Elle ne s’est cependant pas présentée à l’audience du 7 avril 2026, sans fournir de raison légale ou justifiable pour son absence.
À cette absence s’ajoute le fait que cinq autres affaires pendantes contre elle, liées au non-paiement et au non-respect des convocations, sont en cours.
Quant à David Baariu Mwirabua, secrétaire par intérim du comté de Meru, il ne s’est pas non plus présenté à une convocation en raison des retards et du manque de réponse dans la réponse aux préoccupations concernant le non-versement des prestations de retraite des plaignants au Fonds fiduciaire de retraite des autorités locales (LAPFUND).
Les plaignants ont signalé à la commission que leurs prestations de retraite n’avaient pas été versées à LAPFUND comme requis.
Malgré les efforts pour contacter le secrétaire du comté, qui n’a pas répondu aux communications de la Commission, ne laissant à la commission d’autre choix que d’aggraver l’affaire en délivrant une convocation le 20 janvier 2026.
Cependant, il a également sauté l’audience prévue le 3 mars 2026 et n’a fourni aucune raison légale ou justifiable pour son absence.
La commission l’accuse également de faute grave en raison de son refus de répondre à la correspondance de la Commission.

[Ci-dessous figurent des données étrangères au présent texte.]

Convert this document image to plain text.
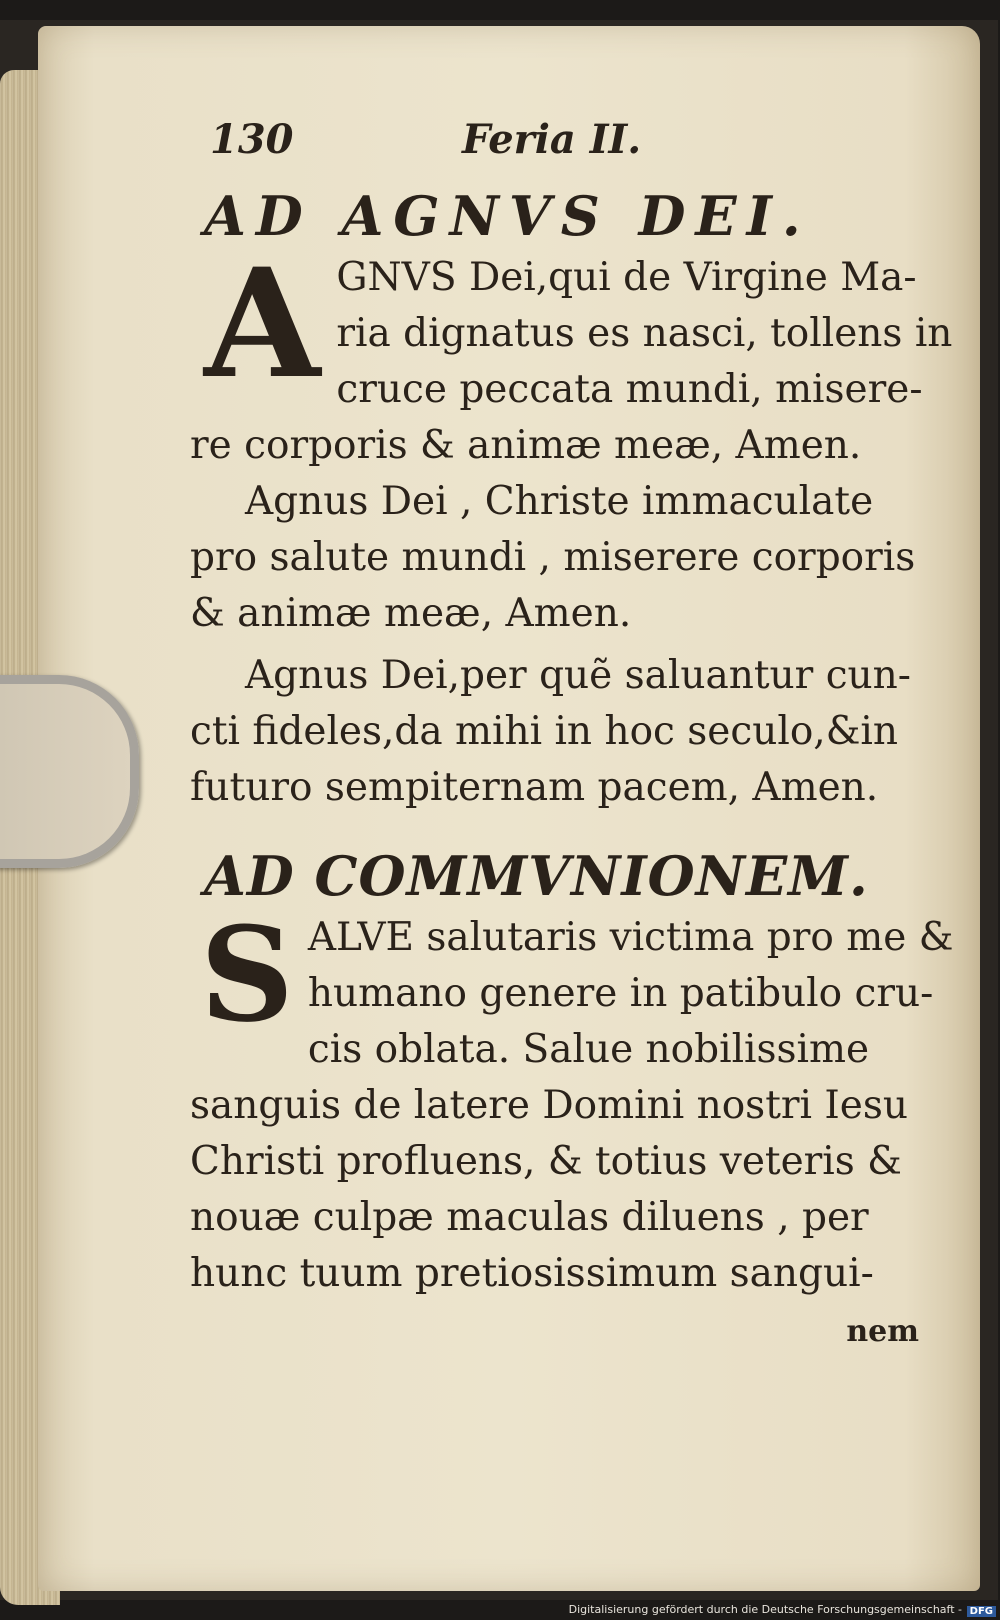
130	Feria II.
AD AGNVS DEI.
A GNVS Dei,qui de Virgine Ma-
ria dignatus es nasci, tollens in
cruce peccata mundi, misere-
re corporis & animæ meæ, Amen.
Agnus Dei , Christe immaculate
pro salute mundi , miserere corporis
& animæ meæ, Amen.
Agnus Dei,per quẽ saluantur cun-
cti fideles,da mihi in hoc seculo,&in
futuro sempiternam pacem, Amen.
AD COMMVNIONEM.
S ALVE salutaris victima pro me &
humano genere in patibulo cru-
cis oblata. Salue nobilissime
sanguis de latere Domini nostri Iesu
Christi profluens, & totius veteris &
nouæ culpæ maculas diluens , per
hunc tuum pretiosissimum sangui-
nem
Digitalisierung gefördert durch die Deutsche Forschungsgemeinschaft - DFG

Enfin, Wahome Koinange, secrétaire du comté de Laikipia, a des démêlés avec le médiateur pour ne pas avoir respecté une convocation suite à une plainte alléguant l’inaction, le retard, le traitement injuste et l’injustice manifeste de la part du gouvernement du comté.
Après avoir reçu la plainte, la commission a ouvert une enquête et a ainsi convoqué le secrétaire départemental le 10 février 2026.
Il ne s’est pas non plus présenté à son audience du 3 mars 2026 et n’a fourni aucune raison légale ou justifiable pour son absence.
Quelles sont les conséquences du non-respect de la convocation du médiateur ?
Désormais, la commission qualifie ces actions de faute délibérée, en violation de ses obligations en vertu de l’article 232(1)(a) et (c) de la Constitution, et pourrait conduire à une mauvaise administration comme l’envisage l’article 8(b) de la loi CAJ, d’autant plus qu’ils continuent d’occuper des postes dans leurs gouvernements de comté respectifs.
Les dossiers des trois ont depuis été transmis à l’ODPP pour suite à donner.
Selon l’article 52 de la loi de la Commission, toute personne qui n’honore pas une convocation commet une infraction et, en cas de condamnation, elle peut être passible d’une amende ne dépassant pas 500 000 KSh, d’une peine d’emprisonnement n’excédant pas deux ans, ou des deux.